Guideposts chatted with the producer about how film can teach powerful lessons and how he convinced Julia Roberts to do another movie.
GUIDEPOSTS: What about this story convinced you it would work as a film?
David Hoberman: We’ve made a lot of underdog movies. I’m always fascinated by that and I’m always interested in stories that put people through difficult times and they come out sort of heroic and win the day at the end.
GUIDEPOSTS: What did you identify with in the story of Auggie and what did you want to bring to the screen?
DH: What jumped out at me is what R.J. Palacio managed to do — take this microcosm in this book where you show a dog dying, you show divorce, you show alcoholism, you show the rich, you show the poor, you show bullying. She managed to, in this one sort of neighborhood and school that she created, give you an enormous amount of different perspective through her characters. Those are, I think, perspectives that everybody can relate to.
GUIDEPOSTS: How do you guys walk that line between the sweet and sentimental and a movie that has layers and has a deeper message?
DH: Well, that’s always the trick. Take Beauty and the Beast, we wanted everybody to see that movie, but it doesn’t talk down to kids. You don’t want to talk down to the younger audience, and yet you need to make sure that adults and parents can be entertained as well. I really do believe this is a movie for everybody. I certainly believe it’s a movie for adults, so that adults can have the conversation with their kids of tolerance and compassion, and choosing kind[ness]. I think this is a movie that has life lessons in it for everybody.
GUIDEPOSTS: How did you guys get Julia Roberts on board?

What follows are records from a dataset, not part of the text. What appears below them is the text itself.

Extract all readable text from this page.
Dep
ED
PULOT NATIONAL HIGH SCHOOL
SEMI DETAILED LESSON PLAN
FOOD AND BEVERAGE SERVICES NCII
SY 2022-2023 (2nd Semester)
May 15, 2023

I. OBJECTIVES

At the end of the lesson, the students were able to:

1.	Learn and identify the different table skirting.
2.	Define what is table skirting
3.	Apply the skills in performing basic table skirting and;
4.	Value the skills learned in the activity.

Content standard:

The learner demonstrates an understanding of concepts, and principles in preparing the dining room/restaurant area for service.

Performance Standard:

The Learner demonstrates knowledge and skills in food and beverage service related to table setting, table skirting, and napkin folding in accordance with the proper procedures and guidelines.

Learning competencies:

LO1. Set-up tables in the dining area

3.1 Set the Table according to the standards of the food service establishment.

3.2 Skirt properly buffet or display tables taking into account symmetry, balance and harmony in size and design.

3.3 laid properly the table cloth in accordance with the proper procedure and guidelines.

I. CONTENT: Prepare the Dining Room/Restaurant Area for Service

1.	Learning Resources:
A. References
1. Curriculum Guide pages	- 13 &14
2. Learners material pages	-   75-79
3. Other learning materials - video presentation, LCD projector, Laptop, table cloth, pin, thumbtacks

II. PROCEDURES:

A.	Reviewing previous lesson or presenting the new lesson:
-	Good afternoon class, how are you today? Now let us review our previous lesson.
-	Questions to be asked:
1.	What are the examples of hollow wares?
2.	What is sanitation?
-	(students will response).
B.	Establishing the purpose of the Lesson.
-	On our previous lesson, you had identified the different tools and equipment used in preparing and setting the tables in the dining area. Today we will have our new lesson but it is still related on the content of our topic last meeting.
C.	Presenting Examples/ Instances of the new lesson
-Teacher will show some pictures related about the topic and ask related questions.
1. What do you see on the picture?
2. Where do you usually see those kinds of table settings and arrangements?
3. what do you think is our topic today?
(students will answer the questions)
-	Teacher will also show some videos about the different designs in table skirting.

DH: I made Pretty Woman with Julia in 1990. We’ve gone to Julia through the years on at least half a dozen projects, none of which she wanted to do. So one day, the book has been out about a year and I get a call from Julia’s agent, saying, ‘Julia wants to be in your movie, Wonder.’ She had read the book to her kids and it touched her. She felt it was something she wanted to be part of.
So we had lunch, we reminisced a lot about Pretty Woman. She said, ‘I want to play Auggie’s mom.’ We said, ‘Great, we want you to play Auggie’s mom.’ It wasn’t immediate. She stayed with this for four years while we got the script right, while we got the right director, and then she cleared her schedule so she could do it. That whole chain of events doesn’t happen in Hollywood.
GUIDEPOSTS: How can films push across a message of inclusivity and tolerance and all those good things we should be practicing?
DH: Well, I think that’s why this book, which started out as nothing, ultimately was on the best-seller list and now is being read in schools all over the country. I’m hopeful that our film does the same thing, that it touches and reaches an unexpected amount of people. Because for me, the more people that see this film, the more chance we have of people changing, and people becoming tolerant, choosing kind[ness], and being compassionate towards other people regardless of race, creed, color, face, soul, deformity, mental illness, you name it.
You know, when we did Beauty and the Beast, I can’t tell you the amount of discussions that went into Belle and giving her quality and giving her the character traits that young girls would want to aspire to. You know, that movie was the most profitable movie of this year. I’d like to think that we touched a lot of young girls and gave them a role model. That’s the beauty of film, but people have to see it in order for that message to get out.